Emma Rhodes on the Aquinas Program: “Amazing! I Love Books”
When Emma Rhodes came to St. Thomas as a first-year student, she wasn’t sure what the Aquinas Program was about, but a course built around books intrigued her.
Now finishing her degree, she couldn’t have predicted the valuable lessons she learned.
“I read about STU’s Great Books program and thought, ‘Amazing! I love books.’ I read through the list of books in the program and it was everything I wanted. When I went to register, I realized that the Aquinas Program counted for three blocks of my schedule.”
“I expected three separate courses, but the program combines all three subjects without separate classes. This was a nice surprise because I was able to gain course credits for three courses and learn about Philosophy and Human Rights all by reading books. I’ve always been an English kid, so I loved this.”
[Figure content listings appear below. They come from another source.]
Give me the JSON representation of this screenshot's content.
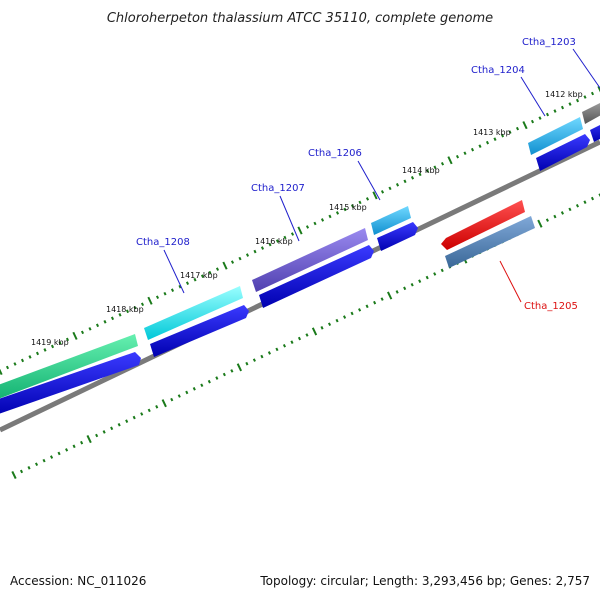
{
  "title": "Chloroherpeton thalassium ATCC 35110, complete genome",
  "footer": {
    "accession": "Accession: NC_011026",
    "summary": "Topology: circular; Length: 3,293,456 bp; Genes: 2,757"
  },
  "scale_labels": [
    "1419 kbp",
    "1418 kbp",
    "1417 kbp",
    "1416 kbp",
    "1415 kbp",
    "1414 kbp",
    "1413 kbp",
    "1412 kbp"
  ],
  "genes": [
    {
      "label": "Ctha_1208",
      "color": "#2020cc"
    },
    {
      "label": "Ctha_1207",
      "color": "#2020cc"
    },
    {
      "label": "Ctha_1206",
      "color": "#2020cc"
    },
    {
      "label": "Ctha_1204",
      "color": "#2020cc"
    },
    {
      "label": "Ctha_1203",
      "color": "#2020cc"
    },
    {
      "label": "Ctha_1205",
      "color": "#dd1111"
    }
  ],
  "colors": {
    "backbone": "#808080",
    "ticks": "#1a7a1a",
    "cds_blue": "#1010e0",
    "ctha_1205_red": "#ee1111",
    "ctha_1205_cds": "#4477aa"
  }
}
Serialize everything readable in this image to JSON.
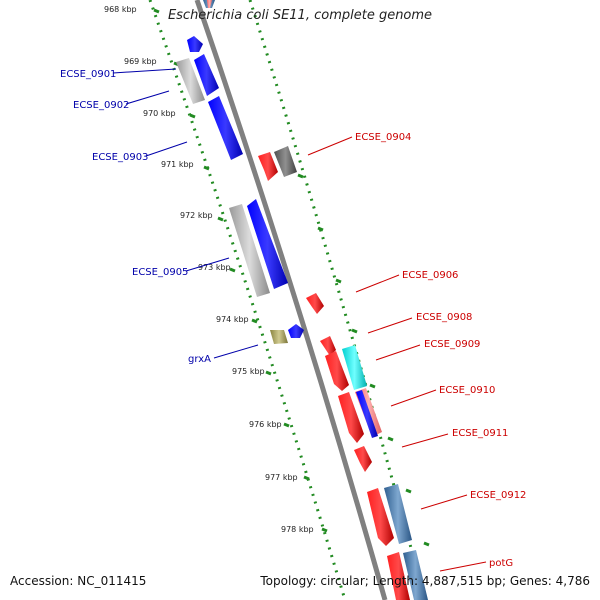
{
  "title": "Escherichia coli SE11, complete genome",
  "footer": {
    "accession": "Accession: NC_011415",
    "summary": "Topology: circular; Length: 4,887,515 bp; Genes: 4,786"
  },
  "colors": {
    "blue_gene": "#0000ee",
    "red_gene": "#ee0000",
    "gray_gene": "#b0b0b0",
    "darkgray_gene": "#606060",
    "cyan_gene": "#00e8e8",
    "steel_gene": "#4a7fb5",
    "olive_gene": "#a09a55",
    "pink_gene": "#f08080",
    "left_label": "#0000aa",
    "right_label": "#cc0000",
    "tick": "#228b22",
    "backbone": "#808080"
  },
  "ticks": [
    "968 kbp",
    "969 kbp",
    "970 kbp",
    "971 kbp",
    "972 kbp",
    "973 kbp",
    "974 kbp",
    "975 kbp",
    "976 kbp",
    "977 kbp",
    "978 kbp"
  ],
  "left_labels": [
    "ECSE_0901",
    "ECSE_0902",
    "ECSE_0903",
    "ECSE_0905",
    "grxA"
  ],
  "right_labels": [
    "ECSE_0904",
    "ECSE_0906",
    "ECSE_0908",
    "ECSE_0909",
    "ECSE_0910",
    "ECSE_0911",
    "ECSE_0912",
    "potG"
  ]
}
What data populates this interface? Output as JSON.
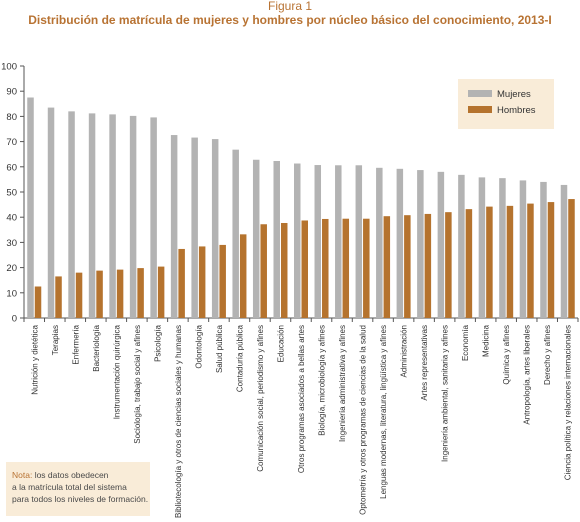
{
  "figure": {
    "label": "Figura 1",
    "title": "Distribución de matrícula de mujeres y hombres por núcleo básico del conocimiento, 2013-I"
  },
  "note": {
    "label": "Nota:",
    "text": " los datos obedecen\na la matrícula total del sistema\npara todos los niveles de formación."
  },
  "colors": {
    "mujeres": "#b3b3b3",
    "hombres": "#b5732e",
    "legend_bg": "#f9ecd8",
    "accent": "#b87333"
  },
  "chart_data": {
    "type": "bar",
    "title": "Distribución de matrícula de mujeres y hombres por núcleo básico del conocimiento, 2013-I",
    "ylim": [
      0,
      100
    ],
    "yticks": [
      0,
      10,
      20,
      30,
      40,
      50,
      60,
      70,
      80,
      90,
      100
    ],
    "legend_position": "top-right",
    "grid": false,
    "categories": [
      "Nutrición y dietética",
      "Terapias",
      "Enfermería",
      "Bacteriología",
      "Instrumentación quirúrgica",
      "Sociología, trabajo social y afines",
      "Psicología",
      "Bibliotecología y otros de ciencias sociales y humanas",
      "Odontología",
      "Salud pública",
      "Contaduría pública",
      "Comunicación social, periodismo y afines",
      "Educación",
      "Otros programas asociados a bellas artes",
      "Biología, microbiología y afines",
      "Ingeniería administrativa y afines",
      "Optometría y otros programas de ciencias de la salud",
      "Lenguas modernas, literatura, lingüística y afines",
      "Administración",
      "Artes representativas",
      "Ingeniería ambiental, sanitaria y afines",
      "Economía",
      "Medicina",
      "Química y afines",
      "Antropología, artes liberales",
      "Derecho y afines",
      "Ciencia política y relaciones internacionales"
    ],
    "series": [
      {
        "name": "Mujeres",
        "values": [
          87.5,
          83.5,
          82,
          81.2,
          80.8,
          80.2,
          79.6,
          72.6,
          71.6,
          71,
          66.8,
          62.8,
          62.3,
          61.3,
          60.7,
          60.6,
          60.6,
          59.6,
          59.2,
          58.7,
          58,
          56.8,
          55.8,
          55.5,
          54.6,
          54,
          52.8
        ]
      },
      {
        "name": "Hombres",
        "values": [
          12.5,
          16.5,
          18,
          18.8,
          19.2,
          19.8,
          20.4,
          27.4,
          28.4,
          29,
          33.2,
          37.2,
          37.7,
          38.7,
          39.3,
          39.4,
          39.4,
          40.4,
          40.8,
          41.3,
          42,
          43.2,
          44.2,
          44.5,
          45.4,
          46,
          47.2
        ]
      }
    ]
  }
}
Rhodes is completing an Honours in English Creative Writing. She said she expected the Aquinas Program to improve her academic writing, but it helped her grow as a creative writer as well.
“Reading is one of the best things someone can do to help with writing,” she said. “So many different texts helped my creative writing in ways I didn’t expect.”
Reading, discussing, and understanding texts is key to the Aquinas Program. It offers students texts from a variety of time periods and cultures to broaden the scope of study and give students the ability to understand concepts through different perspectives.
“All different sorts of texts are studied,” said Rhodes. “Both fiction and non-fiction, political and moral philosophy, poetry and film—from as far back as ancient Greece to the 21st century.”
“Even if texts were written hundreds of years ago, Aquinas taught me to recognize how they apply to today. I was taught different ideologies, and this helped me form my own beliefs and think about why I hold those beliefs.”
“The professors are noticeably concerned with your success. I ultimately chose to continue and do a Great Books major because Dr. Dinan approached me.”
Dr. Matthew Dinan is a professor in the Aquinas Program.
For him, building these connections and helping students grow is the best part of teaching in the program.
“My favourite thing about teaching in Aquinas is developing strong relationships with my students and having the time and space necessary to help them develop as writers and thinkers over their first year. I'm an alumnus of the Aquinas program—way back in 2002—so I know how it helps prepare students for success in their degrees.”